Abstract painter Sallie White the focus of new exhibit at Center for Visual Artists

A new exhibition at the Center for Visual Artists shines the spotlight on Greensboro abstract painter Sallie White, with a 38-painting show of the artist’s work. The exhibition, titled “Extractions: A Solo Exhibition by Sallie White,” debuts Friday evening with an opening reception.
Last year, White took part in a group exhibition at the Center for Visual Artists, and the event’s judges selected her for a solo show in 2017. Since then, she’s put in long hours getting ready for Friday’s opening.
White describes herself as a lifelong artist, going back to her childhood.
“I studied art in high school and college. Like a lot of artists, I wanted to paint, but I learned to parlay my artistic skills into a variety of careers because you also have to make a living,” she said.
White found a successful career in interior design. But while she said she enjoys that work, she wanted to make painting her focus, and a few years back, that’s what she did.
“I’ve always enjoyed starting with nothing and creating something,” White said.
She describes her approach to her work as painting, scraping, painting over and repeating.

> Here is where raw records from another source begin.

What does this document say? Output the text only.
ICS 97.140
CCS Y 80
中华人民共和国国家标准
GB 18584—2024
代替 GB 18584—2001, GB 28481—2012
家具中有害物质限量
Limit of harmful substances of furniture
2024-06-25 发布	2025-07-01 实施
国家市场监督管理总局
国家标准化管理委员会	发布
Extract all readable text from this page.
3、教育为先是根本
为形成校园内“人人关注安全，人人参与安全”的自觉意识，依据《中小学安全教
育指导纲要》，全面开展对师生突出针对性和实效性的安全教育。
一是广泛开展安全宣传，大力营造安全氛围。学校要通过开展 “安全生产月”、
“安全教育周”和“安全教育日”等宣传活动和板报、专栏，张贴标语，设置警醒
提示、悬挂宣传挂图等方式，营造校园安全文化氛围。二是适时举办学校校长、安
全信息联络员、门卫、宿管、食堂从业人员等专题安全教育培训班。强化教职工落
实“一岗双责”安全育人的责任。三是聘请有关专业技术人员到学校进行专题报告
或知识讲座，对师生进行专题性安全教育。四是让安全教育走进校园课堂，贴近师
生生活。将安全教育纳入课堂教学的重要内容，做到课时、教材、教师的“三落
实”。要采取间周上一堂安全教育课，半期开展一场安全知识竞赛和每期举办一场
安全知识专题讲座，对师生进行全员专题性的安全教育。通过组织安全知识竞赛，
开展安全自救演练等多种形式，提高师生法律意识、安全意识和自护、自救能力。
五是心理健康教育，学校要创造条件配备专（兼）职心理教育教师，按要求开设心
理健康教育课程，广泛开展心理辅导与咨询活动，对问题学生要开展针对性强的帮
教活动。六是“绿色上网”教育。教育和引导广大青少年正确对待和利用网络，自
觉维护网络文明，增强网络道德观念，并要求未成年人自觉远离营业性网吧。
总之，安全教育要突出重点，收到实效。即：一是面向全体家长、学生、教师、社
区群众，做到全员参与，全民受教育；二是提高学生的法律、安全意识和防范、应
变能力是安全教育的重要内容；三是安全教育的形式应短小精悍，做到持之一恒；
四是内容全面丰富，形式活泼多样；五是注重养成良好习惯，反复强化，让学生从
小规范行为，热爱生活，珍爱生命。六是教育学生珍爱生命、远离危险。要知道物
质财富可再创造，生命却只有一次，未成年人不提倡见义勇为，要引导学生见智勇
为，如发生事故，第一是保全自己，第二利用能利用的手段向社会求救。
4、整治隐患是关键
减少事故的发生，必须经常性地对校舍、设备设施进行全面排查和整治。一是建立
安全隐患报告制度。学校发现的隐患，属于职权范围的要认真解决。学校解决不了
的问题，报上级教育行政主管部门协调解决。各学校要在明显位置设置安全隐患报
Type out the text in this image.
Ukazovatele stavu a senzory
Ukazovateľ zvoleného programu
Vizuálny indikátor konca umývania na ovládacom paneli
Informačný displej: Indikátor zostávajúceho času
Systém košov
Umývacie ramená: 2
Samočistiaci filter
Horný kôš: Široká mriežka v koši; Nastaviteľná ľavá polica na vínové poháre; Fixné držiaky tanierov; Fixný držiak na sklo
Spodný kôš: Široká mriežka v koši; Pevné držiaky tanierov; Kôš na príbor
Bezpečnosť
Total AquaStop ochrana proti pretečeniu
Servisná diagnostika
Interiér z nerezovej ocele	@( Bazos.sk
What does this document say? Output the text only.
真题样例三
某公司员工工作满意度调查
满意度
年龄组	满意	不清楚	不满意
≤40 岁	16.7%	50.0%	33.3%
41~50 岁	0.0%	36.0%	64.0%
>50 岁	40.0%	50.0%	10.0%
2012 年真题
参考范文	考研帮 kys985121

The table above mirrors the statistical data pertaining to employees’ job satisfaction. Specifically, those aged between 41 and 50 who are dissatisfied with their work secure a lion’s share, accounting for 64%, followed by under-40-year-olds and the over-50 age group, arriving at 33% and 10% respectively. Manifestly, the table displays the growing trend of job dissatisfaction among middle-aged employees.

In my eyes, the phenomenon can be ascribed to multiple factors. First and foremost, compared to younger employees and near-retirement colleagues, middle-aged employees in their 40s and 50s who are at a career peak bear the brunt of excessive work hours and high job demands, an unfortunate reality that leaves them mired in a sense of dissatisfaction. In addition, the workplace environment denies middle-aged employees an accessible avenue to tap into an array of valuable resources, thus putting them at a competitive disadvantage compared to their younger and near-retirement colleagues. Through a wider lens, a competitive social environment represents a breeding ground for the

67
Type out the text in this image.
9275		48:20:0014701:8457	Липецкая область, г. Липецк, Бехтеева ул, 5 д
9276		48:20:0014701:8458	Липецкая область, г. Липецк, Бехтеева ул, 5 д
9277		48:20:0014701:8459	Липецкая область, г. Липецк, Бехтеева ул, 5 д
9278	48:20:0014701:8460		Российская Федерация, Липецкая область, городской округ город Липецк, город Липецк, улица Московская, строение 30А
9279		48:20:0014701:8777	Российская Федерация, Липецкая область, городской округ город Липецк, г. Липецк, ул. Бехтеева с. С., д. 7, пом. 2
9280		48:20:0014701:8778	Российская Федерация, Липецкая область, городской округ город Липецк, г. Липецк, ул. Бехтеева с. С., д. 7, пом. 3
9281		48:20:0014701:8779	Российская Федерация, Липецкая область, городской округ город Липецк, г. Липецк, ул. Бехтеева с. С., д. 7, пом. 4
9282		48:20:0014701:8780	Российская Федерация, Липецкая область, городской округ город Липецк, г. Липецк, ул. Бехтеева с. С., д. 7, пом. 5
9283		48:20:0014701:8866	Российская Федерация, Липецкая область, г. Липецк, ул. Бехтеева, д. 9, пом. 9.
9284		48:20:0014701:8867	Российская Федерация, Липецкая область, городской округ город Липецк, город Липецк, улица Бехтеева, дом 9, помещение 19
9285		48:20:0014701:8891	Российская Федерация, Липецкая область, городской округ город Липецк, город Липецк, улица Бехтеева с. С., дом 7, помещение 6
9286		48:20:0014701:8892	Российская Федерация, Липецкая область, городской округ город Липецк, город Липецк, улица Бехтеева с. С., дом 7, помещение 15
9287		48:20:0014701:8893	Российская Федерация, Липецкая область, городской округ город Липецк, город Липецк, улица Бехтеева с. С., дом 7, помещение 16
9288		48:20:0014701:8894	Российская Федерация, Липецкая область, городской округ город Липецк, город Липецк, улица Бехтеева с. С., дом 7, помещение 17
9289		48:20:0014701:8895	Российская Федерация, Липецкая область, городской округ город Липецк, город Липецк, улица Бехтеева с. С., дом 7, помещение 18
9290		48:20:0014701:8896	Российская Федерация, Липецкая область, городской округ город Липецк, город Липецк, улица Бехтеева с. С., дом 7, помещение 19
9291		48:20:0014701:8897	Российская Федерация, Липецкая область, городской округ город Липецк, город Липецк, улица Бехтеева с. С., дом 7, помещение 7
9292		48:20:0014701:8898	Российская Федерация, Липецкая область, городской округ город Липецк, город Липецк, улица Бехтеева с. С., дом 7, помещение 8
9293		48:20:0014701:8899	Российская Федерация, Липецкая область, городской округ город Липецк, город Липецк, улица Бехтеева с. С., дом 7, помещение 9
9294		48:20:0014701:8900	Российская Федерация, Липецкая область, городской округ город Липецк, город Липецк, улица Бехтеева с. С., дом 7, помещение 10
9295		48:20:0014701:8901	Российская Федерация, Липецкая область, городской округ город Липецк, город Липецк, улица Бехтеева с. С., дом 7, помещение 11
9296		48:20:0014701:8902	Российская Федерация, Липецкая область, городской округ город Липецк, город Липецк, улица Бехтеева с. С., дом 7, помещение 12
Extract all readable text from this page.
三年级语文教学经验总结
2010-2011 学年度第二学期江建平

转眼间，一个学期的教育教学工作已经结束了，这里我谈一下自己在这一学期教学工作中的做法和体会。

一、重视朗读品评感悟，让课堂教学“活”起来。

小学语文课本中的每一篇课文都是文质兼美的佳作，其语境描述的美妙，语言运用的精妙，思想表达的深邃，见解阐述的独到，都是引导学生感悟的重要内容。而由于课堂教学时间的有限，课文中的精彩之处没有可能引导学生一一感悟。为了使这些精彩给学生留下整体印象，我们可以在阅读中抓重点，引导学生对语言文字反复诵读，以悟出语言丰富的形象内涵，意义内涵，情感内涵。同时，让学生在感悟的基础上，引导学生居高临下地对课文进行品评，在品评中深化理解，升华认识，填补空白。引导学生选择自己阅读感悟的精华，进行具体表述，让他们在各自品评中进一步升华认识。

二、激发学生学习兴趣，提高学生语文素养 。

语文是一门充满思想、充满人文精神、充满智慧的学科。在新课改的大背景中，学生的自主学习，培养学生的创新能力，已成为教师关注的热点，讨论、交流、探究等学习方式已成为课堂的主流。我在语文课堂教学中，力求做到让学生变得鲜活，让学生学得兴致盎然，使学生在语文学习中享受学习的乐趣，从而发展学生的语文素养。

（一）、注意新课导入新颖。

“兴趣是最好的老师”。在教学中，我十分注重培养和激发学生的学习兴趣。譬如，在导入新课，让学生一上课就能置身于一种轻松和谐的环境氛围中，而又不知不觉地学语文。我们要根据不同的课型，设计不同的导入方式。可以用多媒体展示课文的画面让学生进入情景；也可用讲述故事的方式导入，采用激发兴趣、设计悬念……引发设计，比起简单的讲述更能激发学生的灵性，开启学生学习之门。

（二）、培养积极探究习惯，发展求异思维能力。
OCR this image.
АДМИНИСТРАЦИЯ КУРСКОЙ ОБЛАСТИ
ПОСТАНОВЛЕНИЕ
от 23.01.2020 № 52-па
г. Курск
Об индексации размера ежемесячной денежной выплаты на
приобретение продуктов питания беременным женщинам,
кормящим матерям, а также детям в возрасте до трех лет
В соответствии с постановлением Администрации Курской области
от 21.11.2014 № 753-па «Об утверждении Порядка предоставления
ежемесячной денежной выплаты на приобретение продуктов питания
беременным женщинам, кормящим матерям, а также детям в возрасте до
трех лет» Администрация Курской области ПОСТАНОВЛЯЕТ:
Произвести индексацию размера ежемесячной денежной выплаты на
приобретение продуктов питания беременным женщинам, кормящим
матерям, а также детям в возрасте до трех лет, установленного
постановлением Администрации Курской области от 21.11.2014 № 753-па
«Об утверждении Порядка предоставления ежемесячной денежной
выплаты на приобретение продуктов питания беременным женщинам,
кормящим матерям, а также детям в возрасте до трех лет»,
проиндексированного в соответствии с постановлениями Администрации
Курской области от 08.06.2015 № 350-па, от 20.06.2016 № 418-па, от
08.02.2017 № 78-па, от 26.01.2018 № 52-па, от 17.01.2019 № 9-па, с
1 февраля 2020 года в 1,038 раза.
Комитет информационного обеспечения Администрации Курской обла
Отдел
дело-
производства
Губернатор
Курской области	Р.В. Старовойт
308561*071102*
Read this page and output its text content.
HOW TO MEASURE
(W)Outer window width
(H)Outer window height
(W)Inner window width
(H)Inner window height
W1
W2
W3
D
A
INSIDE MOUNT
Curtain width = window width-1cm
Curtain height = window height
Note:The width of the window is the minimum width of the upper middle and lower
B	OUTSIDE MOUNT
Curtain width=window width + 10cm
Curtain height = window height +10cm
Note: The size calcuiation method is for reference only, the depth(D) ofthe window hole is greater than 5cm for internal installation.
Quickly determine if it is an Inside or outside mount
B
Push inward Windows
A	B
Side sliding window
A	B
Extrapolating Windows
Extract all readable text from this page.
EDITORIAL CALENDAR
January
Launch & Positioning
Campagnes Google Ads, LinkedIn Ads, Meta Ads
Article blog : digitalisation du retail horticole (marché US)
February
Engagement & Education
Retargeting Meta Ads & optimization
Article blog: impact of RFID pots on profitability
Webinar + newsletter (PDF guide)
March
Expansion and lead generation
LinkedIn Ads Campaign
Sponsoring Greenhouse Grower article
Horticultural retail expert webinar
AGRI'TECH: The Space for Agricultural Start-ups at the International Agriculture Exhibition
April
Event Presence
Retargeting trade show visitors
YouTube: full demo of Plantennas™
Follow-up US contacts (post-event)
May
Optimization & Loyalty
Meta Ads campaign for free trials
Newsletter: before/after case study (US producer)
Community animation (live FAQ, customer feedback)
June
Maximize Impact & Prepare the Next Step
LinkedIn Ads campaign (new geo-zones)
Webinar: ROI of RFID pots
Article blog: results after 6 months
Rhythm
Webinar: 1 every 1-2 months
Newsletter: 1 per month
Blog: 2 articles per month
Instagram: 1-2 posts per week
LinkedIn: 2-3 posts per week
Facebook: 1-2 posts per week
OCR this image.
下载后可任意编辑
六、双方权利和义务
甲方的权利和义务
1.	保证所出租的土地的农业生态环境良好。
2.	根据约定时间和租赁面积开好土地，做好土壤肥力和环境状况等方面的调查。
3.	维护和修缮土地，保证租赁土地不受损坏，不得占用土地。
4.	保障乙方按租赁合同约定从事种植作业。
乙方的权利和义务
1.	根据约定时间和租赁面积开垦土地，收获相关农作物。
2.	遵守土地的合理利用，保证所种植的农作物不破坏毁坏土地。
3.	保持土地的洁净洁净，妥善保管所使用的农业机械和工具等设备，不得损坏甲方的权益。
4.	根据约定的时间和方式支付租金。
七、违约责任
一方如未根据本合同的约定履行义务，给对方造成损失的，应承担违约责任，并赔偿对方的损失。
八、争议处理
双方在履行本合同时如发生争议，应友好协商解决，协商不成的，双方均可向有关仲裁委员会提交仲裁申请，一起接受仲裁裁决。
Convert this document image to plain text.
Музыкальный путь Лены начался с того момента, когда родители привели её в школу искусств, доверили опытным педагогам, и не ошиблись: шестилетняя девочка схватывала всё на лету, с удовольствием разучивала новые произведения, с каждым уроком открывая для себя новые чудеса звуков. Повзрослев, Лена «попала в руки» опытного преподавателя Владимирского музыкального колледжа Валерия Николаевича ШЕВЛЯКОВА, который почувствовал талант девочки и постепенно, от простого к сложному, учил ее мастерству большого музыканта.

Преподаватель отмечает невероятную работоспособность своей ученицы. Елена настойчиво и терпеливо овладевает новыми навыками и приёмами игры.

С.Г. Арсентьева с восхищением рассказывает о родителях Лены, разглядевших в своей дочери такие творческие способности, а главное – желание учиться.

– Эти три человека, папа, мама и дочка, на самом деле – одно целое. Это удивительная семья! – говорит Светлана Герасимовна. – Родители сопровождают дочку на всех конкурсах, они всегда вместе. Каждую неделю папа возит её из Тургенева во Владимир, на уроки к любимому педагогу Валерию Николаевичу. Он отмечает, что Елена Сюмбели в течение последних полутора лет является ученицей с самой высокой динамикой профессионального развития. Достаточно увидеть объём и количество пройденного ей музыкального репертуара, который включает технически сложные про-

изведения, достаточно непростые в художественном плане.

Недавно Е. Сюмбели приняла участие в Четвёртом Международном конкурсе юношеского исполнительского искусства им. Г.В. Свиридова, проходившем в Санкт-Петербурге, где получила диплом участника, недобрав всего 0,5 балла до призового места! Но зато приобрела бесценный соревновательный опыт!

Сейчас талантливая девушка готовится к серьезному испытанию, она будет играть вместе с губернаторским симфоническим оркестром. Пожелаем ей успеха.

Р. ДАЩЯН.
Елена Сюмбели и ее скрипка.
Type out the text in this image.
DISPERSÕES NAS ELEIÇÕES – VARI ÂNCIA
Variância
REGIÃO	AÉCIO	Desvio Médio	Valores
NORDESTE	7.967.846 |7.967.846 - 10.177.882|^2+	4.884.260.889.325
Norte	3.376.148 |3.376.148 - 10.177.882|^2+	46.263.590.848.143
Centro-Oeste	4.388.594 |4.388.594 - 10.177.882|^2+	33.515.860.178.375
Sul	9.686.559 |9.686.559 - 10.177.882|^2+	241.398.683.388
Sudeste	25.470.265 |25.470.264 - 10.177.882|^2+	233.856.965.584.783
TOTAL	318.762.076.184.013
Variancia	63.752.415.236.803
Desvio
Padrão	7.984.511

“It’s really adding and subtracting until I’ve got something that feels honest,” she said, adding that she doesn’t start a painting with a preconceived idea of what image she wants to depict. Instead, White said she approaches painting with a mood in mind. Once she starts, she keeps working at the canvas until she feels it reflects the appropriate mood.
 “I don’t know I’m there until I’m there,” she said. “Even if I love something on a canvas, I love covering it up (if it doesn’t work).”
Although all of her work in the exhibition can be described as abstract, the show will include a floral series that contains more realistic elements than most of her other paintings. She also will exhibit works she did for a street art show in Atlanta that contain grittier, graffiti-style aspects.
White grew up in a military family and as a child, her family moved frequently. So change and starting over are things she feels comfortable with and even welcomes as an artist.

“Under most of these paintings are the ghosts of a lot of other paintings,” she said.